Ich stieß auf Helga Lutz Aufsatz im Programmheft zu Thom Luz Inszenierung von Max Frisch’ «Der Mensch erscheint im Holozän» am DT Berlin Spielzeit 2016/17
«Armand Schulthess hat sein Land, insgesamt 18000 Quadratmeter, in ein gewaltiges Nachschlagewerk verwandelt, in einen Wissenskosmos, in dem alles Wissen der Zeit verzeichnet sein sollte. Das Gelände ist bergig, ein Kastanienwald am Hang, der nicht leicht zu bespielen ist. Eine Gegebenheit, die Schulthess im Sinne einer evolutionistischen Achse nutzte: In den tiefer gelegenen Bereichen sind die Geologie, die Paläontologie und die Anthropologie angesiedelt. Folgte man dann der sich in Serpentinen hoch schlängelnden alten Kantonsstraße und den anderen Pfaden, die das Gelände durchziehen, dann durchwanderte man die Wissensfelder der Mineralogie, der Botanik, der Chemie, dem Thema des Weltraums und der Kybernetik. Im oberen Teil und in der Nähe des Hauses konnte man sich gehend mit Optik, Musik, Bildender Kunst, Theologie, Psychoanalyse, Sexualität und Astrologie beschäftigen. Bei den unzähligen Täfelchen – es müssen viele Tausend gewesen sein – auf denen Schulthess das Wissen möglichst vollständig zu verzeichnen suchte, handelte es sich zumeist um flachgedrücktes Blech von Konservenbüchsen, das mit gelblicher Farbe grundiert und anschließend mit Stricknadel und farbiger Ölfarbe beschrieben wurde. Miteinander verbunden und in Bezug gesetzt wurden die Wissenspartikel durch Schnüre, Drähte oder weiß isolierte Zündschnur. «Klassieren» so beschrieb Schulthess das, was er da tat. Wissensstoff sammeln, ordnen, abschreiben, auflisten. Auf manchen Täfelchen wird Wissen zusammengefasst, andere sind eher im Sinne eines Zettelkastensystems als karteikartenartige Verweise auf Bücher, Texte oder Geräte zu lesen, die sich zum Teil in seinem Haus befinden und die, wie es immer wieder heißt, von Reisenden dort ausgeliehen werden konnten.
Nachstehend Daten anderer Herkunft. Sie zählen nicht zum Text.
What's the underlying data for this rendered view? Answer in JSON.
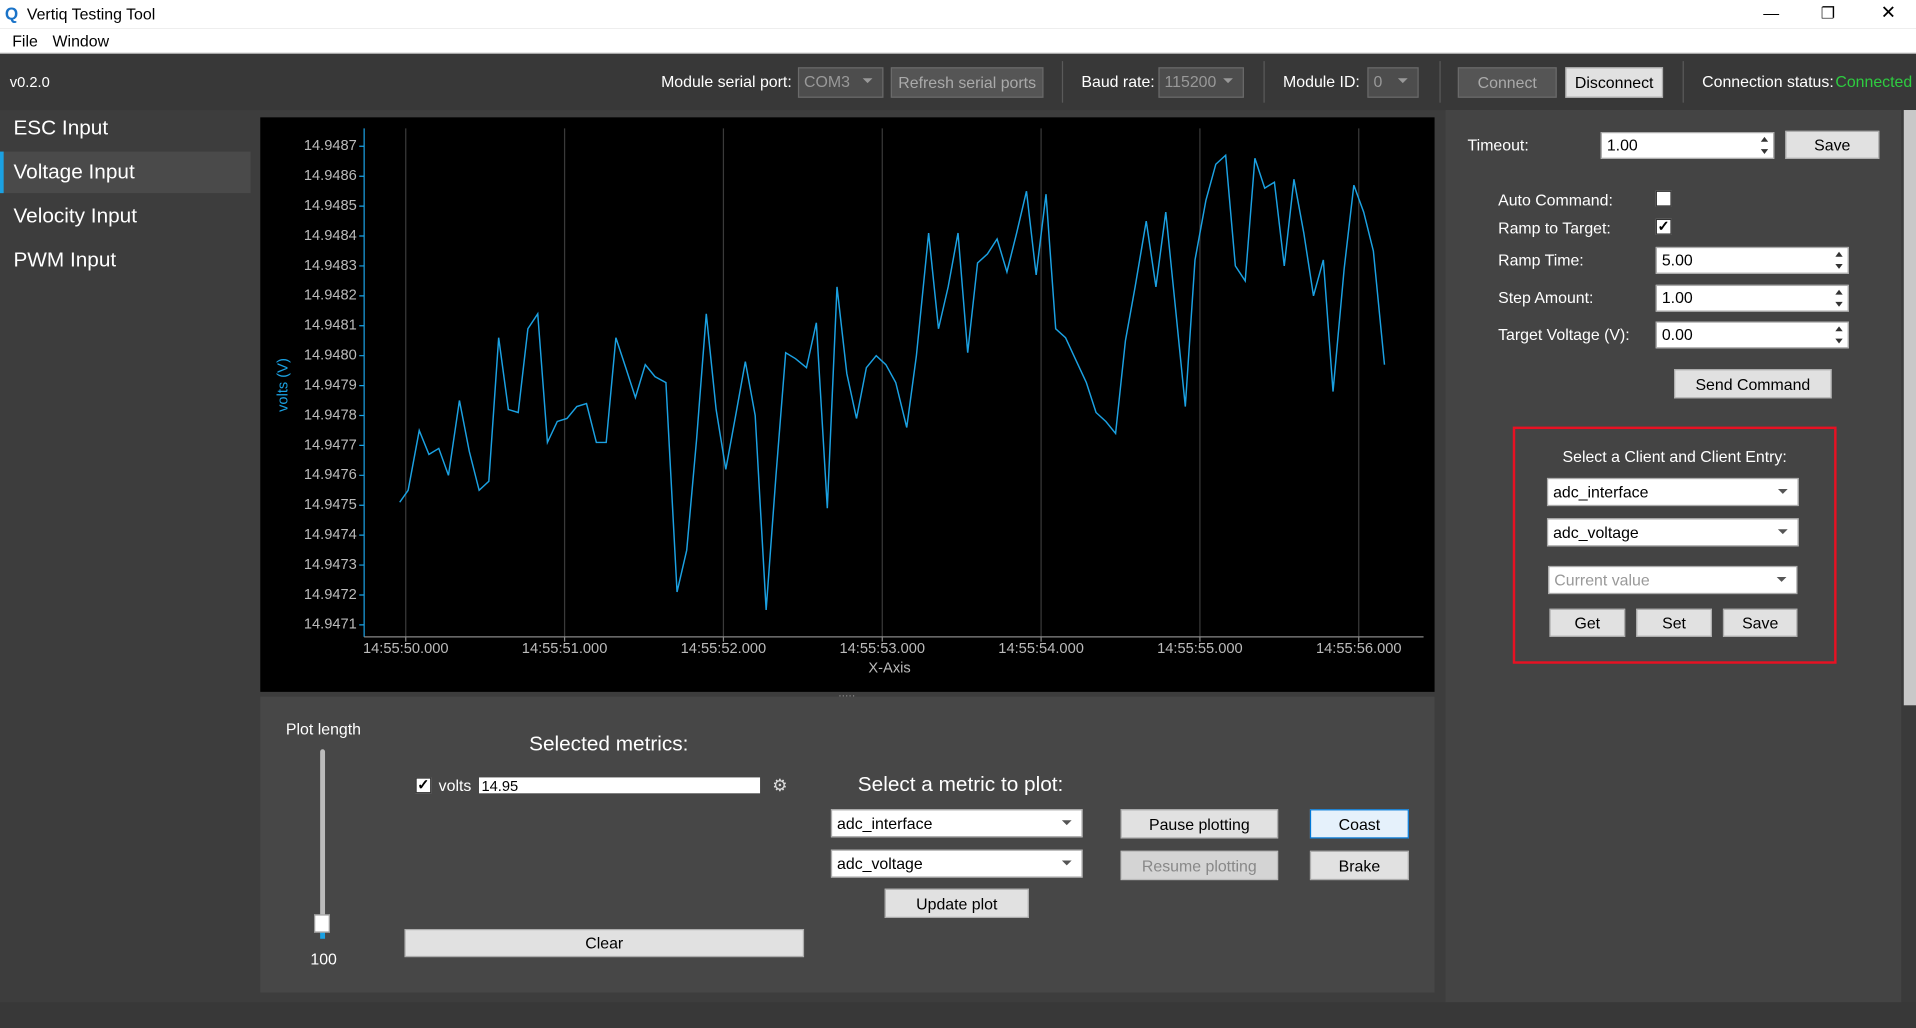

Armand Schulthess groß angelegte Inszenierung des Wissens führt somit den Übergang eines Systems oder einer Taxonomie in etwas vor, was nur mit dem Begriff des Netzes oder des Rhizoms gefasst werden kann. Während ‚System‘ die Vorstellung von Kontrollierbarkeit und Autorschaft noch impliziert, ist das Netzförmige etwas, was sich dieser Verfügbarkeit durch nicht mehr deduktiv erschließbare oder kausal angelegte Strukturen entzieht.«
Auf der Website Wissen der Künste
Helga Lutz studierte Kunstgeschichte, Philosophie und Literaturwissenschaft in London, Heidelberg, Berlin und promovierte 1999 mit einer Arbeit zu den Texten und Zeichnungen von Unica Zürn. Anschließend war sie Postdoctoral Fellow an der University of California, Berkeley und Postdoktorandin am Graduiertenkolleg «Codierung von Gewalt im medialen Wandel» der Humboldt Universität zu Berlin. Ab 2004 war sie wissenschaftliche Koordinatorin des Graduiertenkollegs «Mediale Historiographien»(Weimar/Erfurt/Jena) sowie wissenschaftliche Mitarbeiterin an der Allgemeinen und Vergleichenden Literaturwissenschaft der Universität Erfurt. Seit 2014 ist Lutz Teilprojektleiterin in der DFG-Forschergruppe «Medien und Mimesis» an der Bauhaus-Universität Weimar. Sie arbeitet an einem Habilitationsprojekt zum Thema «Hybride Dinge. Zur Operationalisierung des Realen in der Vor- und Nachmoderne» (Arbeitstitel).